Amanda Leduc is a Canadian writer. She is known for her books Disfigured: On Fairy Tales, Disability, and Making Space and The Centaur's Wife.
Career
Leduc's first novel, The Miracles of Ordinary Men, was published in 2013 by ECW Press. The novel alternates perspectives between Sam, a man who has recently begun sprouting wings, and Lilah.[1]
Leduc is the communications and development coordinator for the Festival of Literary Diversity in Brampton, Ontario.[2][3] FOLD is Canada's first festival for diverse authors and stories.[4]
In 2020, Leduc's non-fiction book, Disfigured: On Fairy Tales, Disability, and Making Space was published by Coach House Books.[5] The book discusses representations of disability in fairy tales.[6]Disfigured is part memoir and explores Leduc's personal experiences as a disabled person.[7] Leduc was interested in challenging the idea that disability is "synonymous with an unhappy ending".[8] She began writing it after walking in the forest in 2018 and considering how forests, the setting of many fairy tales, are often inherently inaccessible to disabled individuals.[9]

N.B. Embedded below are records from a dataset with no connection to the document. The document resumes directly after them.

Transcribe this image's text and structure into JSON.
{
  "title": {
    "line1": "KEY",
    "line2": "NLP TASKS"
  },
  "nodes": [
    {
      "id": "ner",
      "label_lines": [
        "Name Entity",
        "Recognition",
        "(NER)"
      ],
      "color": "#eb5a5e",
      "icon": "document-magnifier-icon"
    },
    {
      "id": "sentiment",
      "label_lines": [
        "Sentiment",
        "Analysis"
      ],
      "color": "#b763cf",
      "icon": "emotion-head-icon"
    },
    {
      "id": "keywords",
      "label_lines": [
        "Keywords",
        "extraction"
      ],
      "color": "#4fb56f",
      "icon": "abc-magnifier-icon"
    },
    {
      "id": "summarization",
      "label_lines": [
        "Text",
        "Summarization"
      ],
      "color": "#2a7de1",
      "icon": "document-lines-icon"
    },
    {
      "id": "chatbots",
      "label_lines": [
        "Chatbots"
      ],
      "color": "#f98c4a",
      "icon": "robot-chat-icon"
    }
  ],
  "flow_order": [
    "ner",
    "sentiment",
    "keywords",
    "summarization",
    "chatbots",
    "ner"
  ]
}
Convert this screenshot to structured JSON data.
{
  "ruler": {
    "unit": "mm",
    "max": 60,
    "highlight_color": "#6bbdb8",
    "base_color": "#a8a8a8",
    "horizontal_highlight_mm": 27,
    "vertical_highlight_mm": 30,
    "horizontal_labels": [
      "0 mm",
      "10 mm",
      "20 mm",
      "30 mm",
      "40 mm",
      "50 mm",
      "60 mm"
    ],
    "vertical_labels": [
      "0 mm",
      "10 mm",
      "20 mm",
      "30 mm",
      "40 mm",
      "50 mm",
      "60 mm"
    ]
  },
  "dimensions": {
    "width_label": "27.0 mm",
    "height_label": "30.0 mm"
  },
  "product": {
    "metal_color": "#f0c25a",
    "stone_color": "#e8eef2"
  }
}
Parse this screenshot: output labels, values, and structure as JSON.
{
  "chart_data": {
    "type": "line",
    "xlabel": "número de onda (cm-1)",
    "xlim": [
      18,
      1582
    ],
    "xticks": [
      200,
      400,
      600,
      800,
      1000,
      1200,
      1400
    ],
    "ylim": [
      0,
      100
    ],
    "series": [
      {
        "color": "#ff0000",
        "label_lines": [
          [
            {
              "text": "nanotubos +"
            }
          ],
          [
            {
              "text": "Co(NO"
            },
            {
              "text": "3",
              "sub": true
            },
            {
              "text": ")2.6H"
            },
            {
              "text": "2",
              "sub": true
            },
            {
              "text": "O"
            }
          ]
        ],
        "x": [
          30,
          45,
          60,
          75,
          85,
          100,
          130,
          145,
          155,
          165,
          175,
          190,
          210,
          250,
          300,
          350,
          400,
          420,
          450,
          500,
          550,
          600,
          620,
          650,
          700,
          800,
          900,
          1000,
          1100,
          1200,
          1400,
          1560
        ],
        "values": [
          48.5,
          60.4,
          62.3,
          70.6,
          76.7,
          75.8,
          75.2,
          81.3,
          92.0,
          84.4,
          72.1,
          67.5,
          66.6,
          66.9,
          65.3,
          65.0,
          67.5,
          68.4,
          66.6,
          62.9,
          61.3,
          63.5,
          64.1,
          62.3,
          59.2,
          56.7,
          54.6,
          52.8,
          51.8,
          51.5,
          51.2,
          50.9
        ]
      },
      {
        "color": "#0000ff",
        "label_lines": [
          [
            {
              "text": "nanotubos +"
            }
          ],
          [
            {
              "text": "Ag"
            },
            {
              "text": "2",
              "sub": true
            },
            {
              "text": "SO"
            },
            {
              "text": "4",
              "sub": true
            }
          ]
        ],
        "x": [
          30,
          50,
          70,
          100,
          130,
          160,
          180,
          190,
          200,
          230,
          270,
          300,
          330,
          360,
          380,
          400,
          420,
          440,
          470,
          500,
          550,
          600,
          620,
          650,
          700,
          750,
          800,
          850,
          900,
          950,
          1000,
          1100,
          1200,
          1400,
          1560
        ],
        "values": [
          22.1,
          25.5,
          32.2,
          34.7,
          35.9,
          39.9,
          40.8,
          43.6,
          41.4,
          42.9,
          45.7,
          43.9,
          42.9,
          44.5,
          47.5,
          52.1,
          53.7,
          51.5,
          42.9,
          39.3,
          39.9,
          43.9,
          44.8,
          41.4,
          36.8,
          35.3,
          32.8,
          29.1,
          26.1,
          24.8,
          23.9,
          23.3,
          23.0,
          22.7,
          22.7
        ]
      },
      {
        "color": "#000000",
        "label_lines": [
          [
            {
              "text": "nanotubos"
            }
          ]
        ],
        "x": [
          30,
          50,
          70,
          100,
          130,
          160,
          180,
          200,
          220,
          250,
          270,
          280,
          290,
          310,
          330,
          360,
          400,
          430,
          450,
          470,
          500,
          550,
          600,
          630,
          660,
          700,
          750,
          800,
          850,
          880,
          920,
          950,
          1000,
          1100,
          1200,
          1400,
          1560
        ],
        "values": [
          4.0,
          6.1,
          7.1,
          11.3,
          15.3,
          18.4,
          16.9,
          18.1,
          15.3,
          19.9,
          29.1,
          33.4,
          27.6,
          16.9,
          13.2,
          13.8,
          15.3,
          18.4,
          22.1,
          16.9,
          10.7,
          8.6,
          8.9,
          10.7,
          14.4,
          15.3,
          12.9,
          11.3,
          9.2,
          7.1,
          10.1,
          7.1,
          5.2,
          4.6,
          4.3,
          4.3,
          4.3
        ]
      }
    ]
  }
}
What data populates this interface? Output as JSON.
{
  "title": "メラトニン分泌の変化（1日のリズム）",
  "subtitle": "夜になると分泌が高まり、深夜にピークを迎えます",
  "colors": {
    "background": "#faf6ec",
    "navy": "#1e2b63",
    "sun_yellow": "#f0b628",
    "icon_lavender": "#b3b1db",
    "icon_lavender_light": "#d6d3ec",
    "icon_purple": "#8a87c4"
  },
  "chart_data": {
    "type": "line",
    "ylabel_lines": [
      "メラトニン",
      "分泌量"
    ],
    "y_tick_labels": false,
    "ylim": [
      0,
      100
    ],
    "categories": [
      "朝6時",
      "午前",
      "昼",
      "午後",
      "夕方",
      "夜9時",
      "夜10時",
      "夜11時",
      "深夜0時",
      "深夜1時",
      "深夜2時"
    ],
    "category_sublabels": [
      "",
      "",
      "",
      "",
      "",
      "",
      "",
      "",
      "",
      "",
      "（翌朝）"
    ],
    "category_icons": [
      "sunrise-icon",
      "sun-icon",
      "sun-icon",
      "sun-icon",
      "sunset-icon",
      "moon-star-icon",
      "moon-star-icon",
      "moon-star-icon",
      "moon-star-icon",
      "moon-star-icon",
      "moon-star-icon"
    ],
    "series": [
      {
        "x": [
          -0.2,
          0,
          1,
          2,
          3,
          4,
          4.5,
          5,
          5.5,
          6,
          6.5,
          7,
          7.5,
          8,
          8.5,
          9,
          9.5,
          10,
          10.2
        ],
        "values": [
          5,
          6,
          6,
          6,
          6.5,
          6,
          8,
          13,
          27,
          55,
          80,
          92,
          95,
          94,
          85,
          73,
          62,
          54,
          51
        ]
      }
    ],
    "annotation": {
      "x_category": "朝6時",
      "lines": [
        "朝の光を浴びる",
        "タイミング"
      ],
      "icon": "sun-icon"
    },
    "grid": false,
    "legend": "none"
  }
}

Leduc's 2021 novel, The Centaur's Wife, grew out of a short story of the same name that she wrote in 2014.[10] Leduc originally thought the story would be a novella.[11] Between 2016 and 2019, she re-wrote the novel four times.[10]The Centaur's Wife builds on the themes and ideas of Disfigured insofar as it is a fairy tale that centres disability and difference.[12] The book is dedicated to Leduc's friend Jess, who died in 2019 shortly after the completion of the manuscript.[11]
In 2022, Leduc was a Mabel Pugh Taylor Writer in Residence with the Hamilton Public Library.[13] Leduc's next book, Wild Life, is set to be published in 2024.[14]
Personal life
Leduc was born in British Columbia.[9] She has congenital cerebral palsy and as a young child developed a limp as a consequence of an operation to remove a cyst from her brain.[15] Leduc also has spastic hemiplegia.[8]
In 2015, Leduc was a finalist for the Thomas Morton Memorial Prize in Fiction.[9] Leduc's short story, "All This, and Heaven Too", was long-listed for the 2019 CBC short story prize.[18]Disfigured was nominated for a 2021 Aurora Award in the category Best Related Work[19] and was nominated in the non-fiction category at the 28th annual Hamilton Literary Awards.[20] It was also nominated in the non-fiction category at the 2020 Governor General's Literary Awards.[21]The Centaur's Wife is a finalist for the Ontario Library Associations' 2022 Evergreen Awards.[22]